Artist who let strangers do anything to her for six hours reveals why she had nine orgasms during a public performance
78-year-old performance art icon Marina Abramović once stood motionless in a Naples gallery for six hours while complete strangers did whatever they wanted to her using 72 objects laid out on a table, including scissors, a scalpel and a loaded gun.
But in a newly resurfaced interview, she has opened up about a different performance entirely: one that ended with nine public orgasms.
What Abramović did at the Guggenheim
In 2005, Abramović took part in her Seven Easy Pieces series at New York’s Guggenheim Museum, during which she recreated a series of landmark works by other artists.
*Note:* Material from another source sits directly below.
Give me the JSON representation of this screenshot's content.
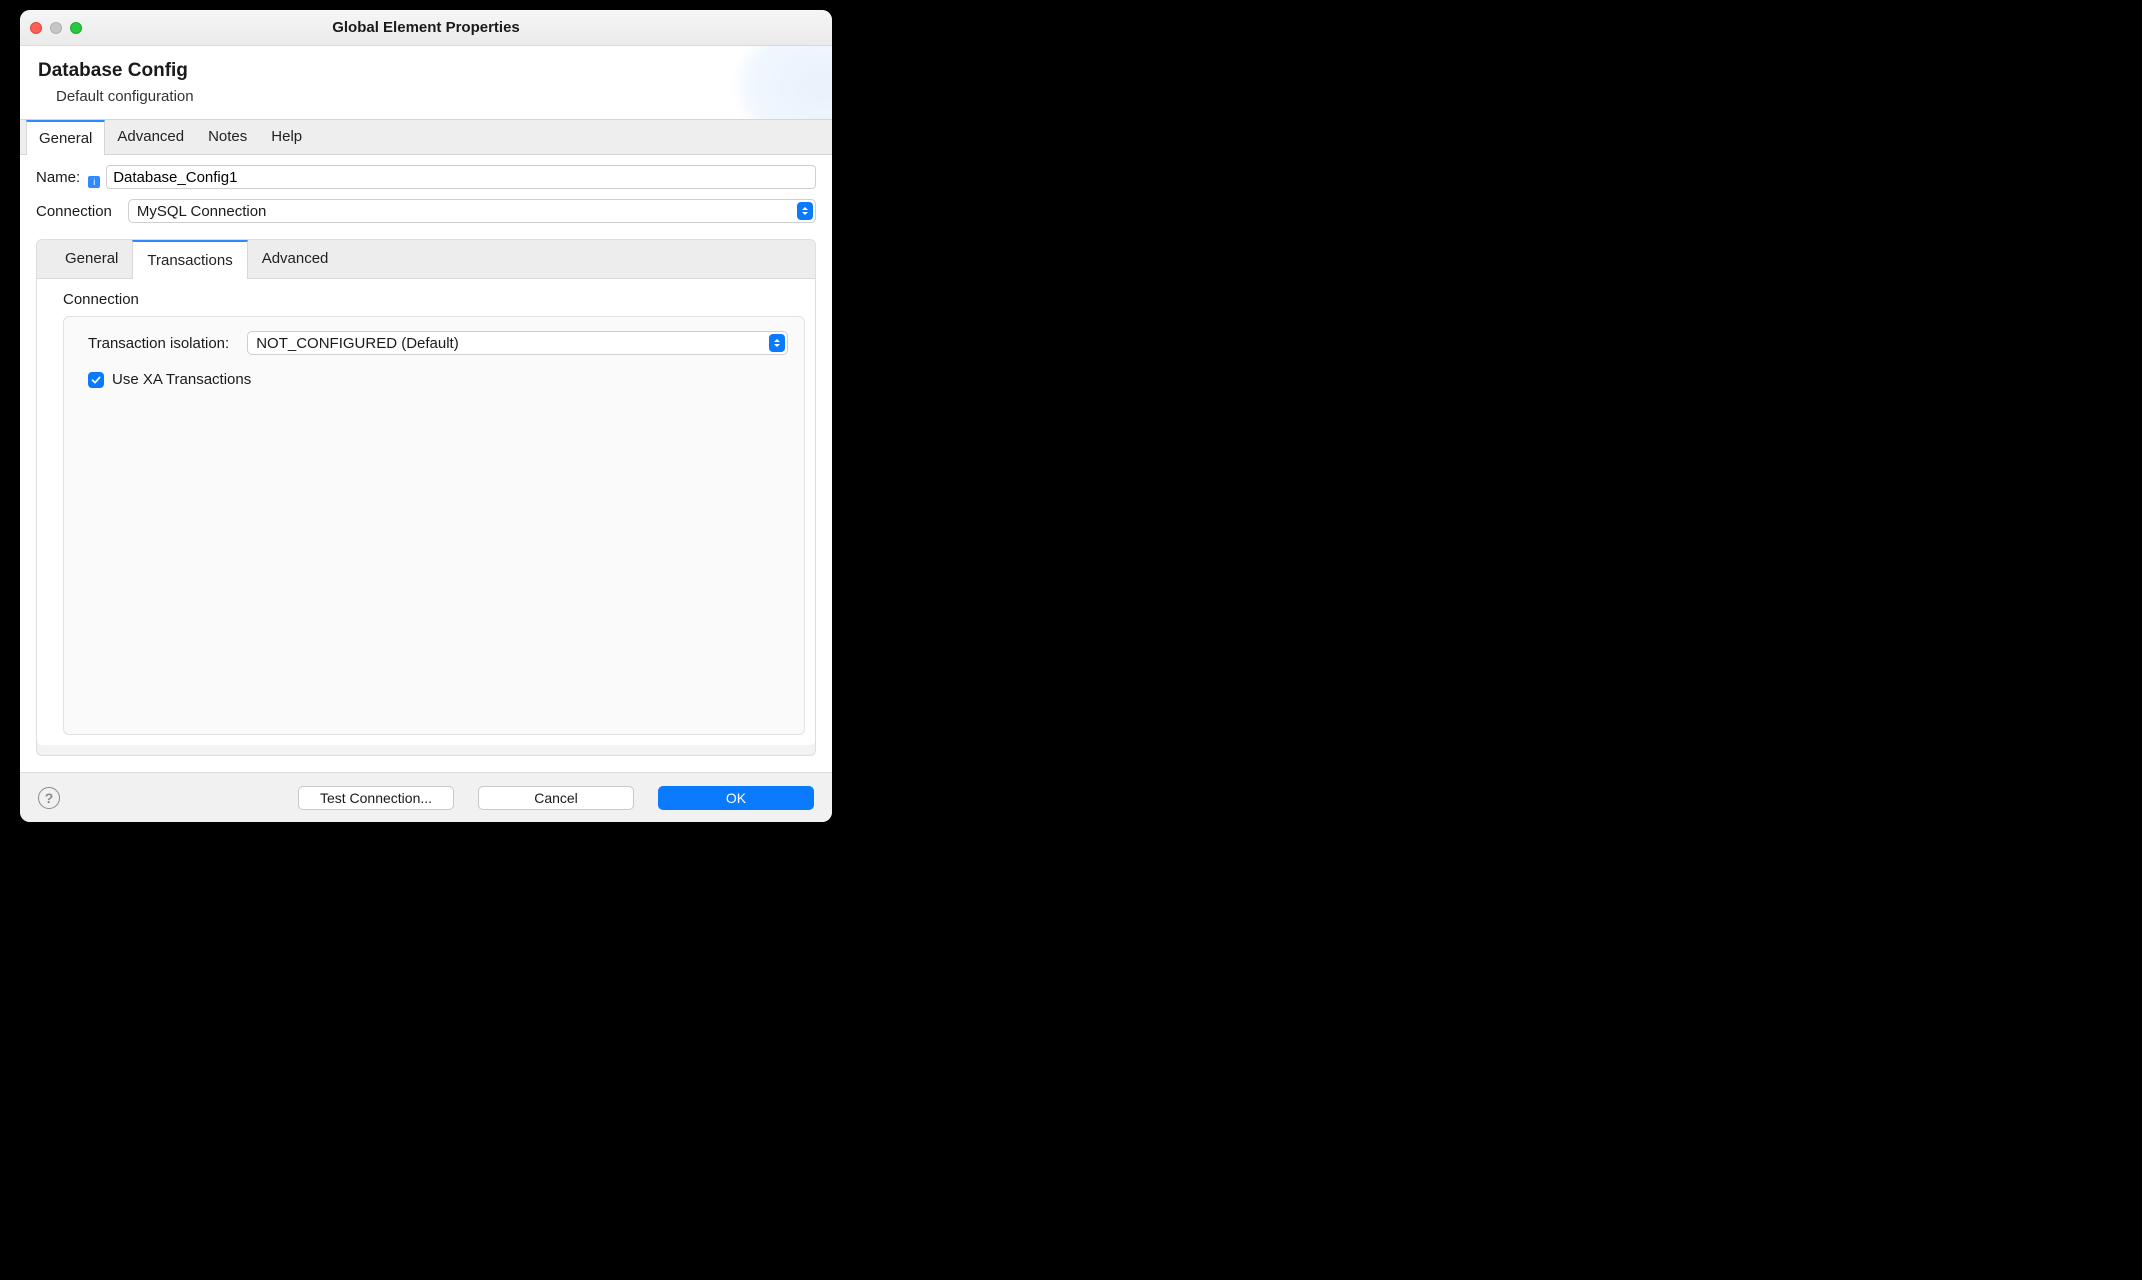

One of them was Seedbed, a controversial 1972 piece by artist Vito Acconci in which he hid under a wooden ramp in a gallery and masturbated for hours while speaking his sexual fantasies aloud through speakers to visitors walking overhead.
Abramović’s recreation stayed true to the original. Hidden beneath the ramp, she masturbated for hours while pre-recorded audio played her own fantasies to the audience above.
She told the Guggenheim’s curator it was the “taboo element” that drew her to the piece, along with what she described as its “sculptural element.”
Speaking to New York Magazine after the performance, Abramović was candid about the experience.
“Having orgasms publicly, being excited by the visitors’ steps above me, it’s really not easy, I tell you,” she said.
“I’ve never concentrated so hard in my life. I ended with nine orgasms. It was terrible for the next piece, I was so exhausted.”
She also acknowledged the physical difference between recreating the piece as a woman rather than a man, noting that the experience of the body in that context is simply not the same.
A comment on performance art
Abramović said the Seven Easy Pieces project came from a place of frustration at how performance art had been absorbed into mainstream culture without credit to its origins.
“Everybody was taking from performance – even Lady Gaga – without really referring to the original material,” she told Art Monthly.
To reclaim that space, she obtained legal permissions and paid fees to ethically restage foundational works by the artists who created them.
On the subject of orgasm itself, Abramović has described the experience in almost spiritual terms.
“Such an important moment,” she said.
“It can make you feel life, connected to nature, birds, the rocks, the trees — everything becomes luminous and beautiful.”